Ses ailes étaient absentes et gisaient en morceaux sur les tables de travail. Elles étaient détachées tout comme le moteur qui gisait non loin.

Malgré l’aspect anarchique de l’appareil, Lèvius reconnaissait parfaitement le modèle qui prenait place face à lui. Un H.G 11, fruit des célèbres usines Helbert-Gauglin comme en témoignait les initiales qui en était déjà à sa onzième itération du modèle. Le temps filait, les années passaient, les inventions fleurissaient, mais les combats eux ne disparaissaient pas. Loin de là et l’engin symbolisait bien tout cela pour le Baron.

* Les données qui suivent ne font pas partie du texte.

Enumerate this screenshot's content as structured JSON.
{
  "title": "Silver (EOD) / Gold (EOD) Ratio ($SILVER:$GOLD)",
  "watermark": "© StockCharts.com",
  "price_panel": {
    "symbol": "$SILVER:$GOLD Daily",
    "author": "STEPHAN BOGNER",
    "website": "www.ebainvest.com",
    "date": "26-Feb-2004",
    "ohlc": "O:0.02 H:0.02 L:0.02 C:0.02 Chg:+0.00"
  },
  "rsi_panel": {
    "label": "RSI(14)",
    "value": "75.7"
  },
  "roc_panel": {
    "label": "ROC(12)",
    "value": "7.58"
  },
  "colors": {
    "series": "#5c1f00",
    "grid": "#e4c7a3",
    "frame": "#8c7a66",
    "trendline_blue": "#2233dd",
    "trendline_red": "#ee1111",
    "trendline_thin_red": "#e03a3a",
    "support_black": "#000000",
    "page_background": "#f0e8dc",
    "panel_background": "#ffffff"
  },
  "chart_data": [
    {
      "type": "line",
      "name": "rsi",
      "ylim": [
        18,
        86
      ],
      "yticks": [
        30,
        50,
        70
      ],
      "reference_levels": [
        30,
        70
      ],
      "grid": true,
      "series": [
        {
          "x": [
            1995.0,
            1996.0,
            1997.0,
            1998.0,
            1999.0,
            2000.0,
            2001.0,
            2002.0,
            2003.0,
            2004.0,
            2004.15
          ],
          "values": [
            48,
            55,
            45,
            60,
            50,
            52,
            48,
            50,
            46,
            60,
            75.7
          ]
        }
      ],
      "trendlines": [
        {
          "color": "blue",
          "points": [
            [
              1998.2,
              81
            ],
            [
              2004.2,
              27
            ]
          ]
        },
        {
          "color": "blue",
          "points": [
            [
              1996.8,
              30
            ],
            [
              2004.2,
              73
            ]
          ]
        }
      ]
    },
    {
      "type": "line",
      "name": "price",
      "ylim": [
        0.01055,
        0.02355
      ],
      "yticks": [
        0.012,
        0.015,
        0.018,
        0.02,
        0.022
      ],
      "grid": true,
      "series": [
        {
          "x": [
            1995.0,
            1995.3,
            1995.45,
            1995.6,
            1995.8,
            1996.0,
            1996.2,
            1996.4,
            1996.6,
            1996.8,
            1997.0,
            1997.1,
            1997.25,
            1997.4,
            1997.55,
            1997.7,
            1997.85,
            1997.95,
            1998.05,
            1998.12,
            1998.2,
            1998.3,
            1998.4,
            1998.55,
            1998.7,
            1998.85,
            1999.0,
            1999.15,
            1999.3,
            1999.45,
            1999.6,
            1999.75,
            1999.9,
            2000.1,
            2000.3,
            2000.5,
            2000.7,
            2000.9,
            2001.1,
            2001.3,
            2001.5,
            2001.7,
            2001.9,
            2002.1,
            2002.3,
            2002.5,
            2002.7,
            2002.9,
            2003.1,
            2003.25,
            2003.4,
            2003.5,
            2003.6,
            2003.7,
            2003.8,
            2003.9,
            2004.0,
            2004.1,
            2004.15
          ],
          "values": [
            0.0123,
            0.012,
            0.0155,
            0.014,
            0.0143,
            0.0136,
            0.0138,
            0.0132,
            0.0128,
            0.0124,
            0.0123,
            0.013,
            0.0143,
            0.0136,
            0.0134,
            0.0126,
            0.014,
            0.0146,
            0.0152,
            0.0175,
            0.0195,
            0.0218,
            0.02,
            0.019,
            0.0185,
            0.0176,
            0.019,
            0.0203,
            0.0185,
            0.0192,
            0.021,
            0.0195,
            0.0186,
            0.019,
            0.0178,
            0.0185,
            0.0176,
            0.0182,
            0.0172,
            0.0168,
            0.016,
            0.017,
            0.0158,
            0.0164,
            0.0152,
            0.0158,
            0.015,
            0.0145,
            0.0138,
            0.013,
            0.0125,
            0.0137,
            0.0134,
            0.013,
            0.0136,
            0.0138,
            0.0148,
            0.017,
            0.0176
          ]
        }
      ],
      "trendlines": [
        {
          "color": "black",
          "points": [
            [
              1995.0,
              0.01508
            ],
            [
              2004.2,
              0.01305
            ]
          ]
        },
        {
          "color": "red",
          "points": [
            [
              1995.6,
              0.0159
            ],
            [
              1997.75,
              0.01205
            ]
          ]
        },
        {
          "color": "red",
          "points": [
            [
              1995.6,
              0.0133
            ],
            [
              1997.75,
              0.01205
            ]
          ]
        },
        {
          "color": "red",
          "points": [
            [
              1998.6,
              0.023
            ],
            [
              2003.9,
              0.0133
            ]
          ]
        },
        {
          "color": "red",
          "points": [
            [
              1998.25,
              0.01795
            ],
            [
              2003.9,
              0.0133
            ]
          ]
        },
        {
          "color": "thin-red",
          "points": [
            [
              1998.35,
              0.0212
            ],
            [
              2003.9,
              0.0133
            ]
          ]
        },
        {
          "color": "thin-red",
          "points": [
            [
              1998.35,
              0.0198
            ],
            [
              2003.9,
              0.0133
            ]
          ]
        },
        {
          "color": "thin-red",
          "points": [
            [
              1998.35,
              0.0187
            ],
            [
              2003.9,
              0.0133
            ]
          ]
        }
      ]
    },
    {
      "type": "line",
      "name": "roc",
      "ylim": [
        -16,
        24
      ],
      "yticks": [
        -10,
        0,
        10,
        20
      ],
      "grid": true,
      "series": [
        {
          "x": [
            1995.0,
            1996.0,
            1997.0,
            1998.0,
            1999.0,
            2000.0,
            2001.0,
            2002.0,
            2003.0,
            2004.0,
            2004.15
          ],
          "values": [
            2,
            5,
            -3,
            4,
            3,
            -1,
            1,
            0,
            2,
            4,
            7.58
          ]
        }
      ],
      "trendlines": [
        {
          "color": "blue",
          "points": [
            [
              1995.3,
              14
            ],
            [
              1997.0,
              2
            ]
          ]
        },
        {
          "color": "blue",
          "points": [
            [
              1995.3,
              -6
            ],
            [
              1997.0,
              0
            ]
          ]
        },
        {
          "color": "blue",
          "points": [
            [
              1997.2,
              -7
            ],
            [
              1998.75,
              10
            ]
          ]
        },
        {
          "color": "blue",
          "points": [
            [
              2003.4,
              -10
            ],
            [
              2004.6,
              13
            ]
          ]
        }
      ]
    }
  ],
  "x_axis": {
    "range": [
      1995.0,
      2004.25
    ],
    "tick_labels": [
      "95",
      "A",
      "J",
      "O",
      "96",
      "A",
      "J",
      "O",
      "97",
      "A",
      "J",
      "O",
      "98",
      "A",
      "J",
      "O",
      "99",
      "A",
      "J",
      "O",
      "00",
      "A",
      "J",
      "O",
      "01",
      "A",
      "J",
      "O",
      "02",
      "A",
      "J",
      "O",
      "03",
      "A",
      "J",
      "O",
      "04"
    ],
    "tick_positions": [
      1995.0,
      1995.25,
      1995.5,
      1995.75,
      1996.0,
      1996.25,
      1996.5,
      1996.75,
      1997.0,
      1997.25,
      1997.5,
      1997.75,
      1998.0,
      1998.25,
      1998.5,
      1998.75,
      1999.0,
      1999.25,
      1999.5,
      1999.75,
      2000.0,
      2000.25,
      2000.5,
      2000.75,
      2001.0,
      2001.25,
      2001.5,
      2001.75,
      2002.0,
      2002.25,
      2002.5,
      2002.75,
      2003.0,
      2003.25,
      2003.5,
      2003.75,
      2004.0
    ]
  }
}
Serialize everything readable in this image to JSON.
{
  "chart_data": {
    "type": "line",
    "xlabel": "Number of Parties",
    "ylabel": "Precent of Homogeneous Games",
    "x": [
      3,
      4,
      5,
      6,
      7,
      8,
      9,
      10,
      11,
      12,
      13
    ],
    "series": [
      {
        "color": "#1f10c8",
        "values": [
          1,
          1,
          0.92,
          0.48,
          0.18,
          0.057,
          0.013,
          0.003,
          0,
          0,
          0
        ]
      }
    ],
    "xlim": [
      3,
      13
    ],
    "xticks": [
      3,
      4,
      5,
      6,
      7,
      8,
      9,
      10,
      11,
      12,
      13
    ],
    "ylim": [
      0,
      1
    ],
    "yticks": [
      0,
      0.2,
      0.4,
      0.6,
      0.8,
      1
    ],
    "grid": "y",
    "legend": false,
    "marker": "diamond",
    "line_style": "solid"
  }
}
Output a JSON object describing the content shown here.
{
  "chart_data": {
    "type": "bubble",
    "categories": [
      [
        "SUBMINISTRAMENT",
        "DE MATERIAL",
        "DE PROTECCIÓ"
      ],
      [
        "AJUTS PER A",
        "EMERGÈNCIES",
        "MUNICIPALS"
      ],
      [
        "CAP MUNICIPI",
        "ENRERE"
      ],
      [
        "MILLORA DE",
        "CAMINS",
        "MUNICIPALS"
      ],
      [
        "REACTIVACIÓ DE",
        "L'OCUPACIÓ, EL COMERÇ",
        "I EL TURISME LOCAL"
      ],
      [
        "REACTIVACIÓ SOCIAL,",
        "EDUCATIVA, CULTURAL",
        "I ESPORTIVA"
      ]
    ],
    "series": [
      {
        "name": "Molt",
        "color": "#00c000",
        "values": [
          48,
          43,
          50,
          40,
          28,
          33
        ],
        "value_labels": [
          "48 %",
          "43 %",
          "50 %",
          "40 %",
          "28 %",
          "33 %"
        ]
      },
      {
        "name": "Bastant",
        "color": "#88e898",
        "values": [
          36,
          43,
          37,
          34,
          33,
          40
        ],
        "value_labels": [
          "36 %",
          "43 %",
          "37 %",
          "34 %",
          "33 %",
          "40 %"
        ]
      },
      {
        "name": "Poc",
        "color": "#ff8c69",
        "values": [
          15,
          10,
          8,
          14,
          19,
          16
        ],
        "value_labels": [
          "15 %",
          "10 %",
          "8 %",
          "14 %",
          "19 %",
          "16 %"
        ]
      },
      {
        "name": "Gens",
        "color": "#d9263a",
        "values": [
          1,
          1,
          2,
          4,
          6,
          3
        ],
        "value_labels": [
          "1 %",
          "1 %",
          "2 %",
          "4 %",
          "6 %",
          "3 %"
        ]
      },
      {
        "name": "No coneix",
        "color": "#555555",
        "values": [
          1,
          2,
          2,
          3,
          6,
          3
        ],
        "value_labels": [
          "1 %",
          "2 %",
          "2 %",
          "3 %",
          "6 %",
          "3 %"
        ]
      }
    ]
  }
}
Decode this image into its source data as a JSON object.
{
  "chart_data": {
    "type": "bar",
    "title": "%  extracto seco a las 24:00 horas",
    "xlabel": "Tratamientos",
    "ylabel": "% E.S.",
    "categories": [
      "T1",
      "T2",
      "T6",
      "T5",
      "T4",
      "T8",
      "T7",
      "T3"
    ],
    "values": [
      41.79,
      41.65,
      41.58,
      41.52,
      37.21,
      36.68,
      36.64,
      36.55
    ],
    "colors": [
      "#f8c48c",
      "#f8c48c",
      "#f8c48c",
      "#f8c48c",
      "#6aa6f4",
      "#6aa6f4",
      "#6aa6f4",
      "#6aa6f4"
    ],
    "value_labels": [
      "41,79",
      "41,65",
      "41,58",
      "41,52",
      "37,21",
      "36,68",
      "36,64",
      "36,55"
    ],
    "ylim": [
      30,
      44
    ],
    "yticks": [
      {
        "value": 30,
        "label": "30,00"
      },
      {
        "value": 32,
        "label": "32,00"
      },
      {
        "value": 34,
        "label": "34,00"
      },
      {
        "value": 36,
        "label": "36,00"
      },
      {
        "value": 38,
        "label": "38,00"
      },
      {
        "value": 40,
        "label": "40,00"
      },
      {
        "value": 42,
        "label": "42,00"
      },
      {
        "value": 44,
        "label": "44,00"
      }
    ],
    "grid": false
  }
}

Cet aéroplane était de qualité, en attestait le bois, les métaux et la toile utilisée dans sa conception. Lèvius qui caressait la surface du cockpit était tel un amant retrouvant un amour longuement perdu. De nombreux souvenirs surgissaient à présent en lui. Ses premières heures de vol, ses hauts faits. Sa propre course de spires et enfin la guerre qui l’avaient évidemment marqué de manière définitive que ce soit dans son esprit ou sa chair.

— Alors ? fit Paul en observant son père admirer l’engin qui était pour ainsi dire en pièce détaché.

— Une magnifique monture, j’aurais sûrement remporté la course à l’époque si je disposais de tels équipements.

— Alors plus d’excuses pour ne pas gagner, dit Vilius avec un brin de malice.

— Ton frère n’a pas tord Paul, la charge est lourde sur tes épaules, mais c’est là ton choix… Et tu dois à présent faire honneur au nom de ta famille. Laissant un moment de vide planer dans sa phrase, Lèvius se décida à quitter les lieux. Bon, je vous laisse à vos travaux mes fils. Ma journée n’est pas encore finie, ni l’a vôtre on dirait.

Alors que Paul et Vilius se fendaient d’un simple « père » comme salut, ils observaient le Baron délaisser leur atelier de fortune qui reprenait vie avec les ouvriers qui refirent chanter leurs outils.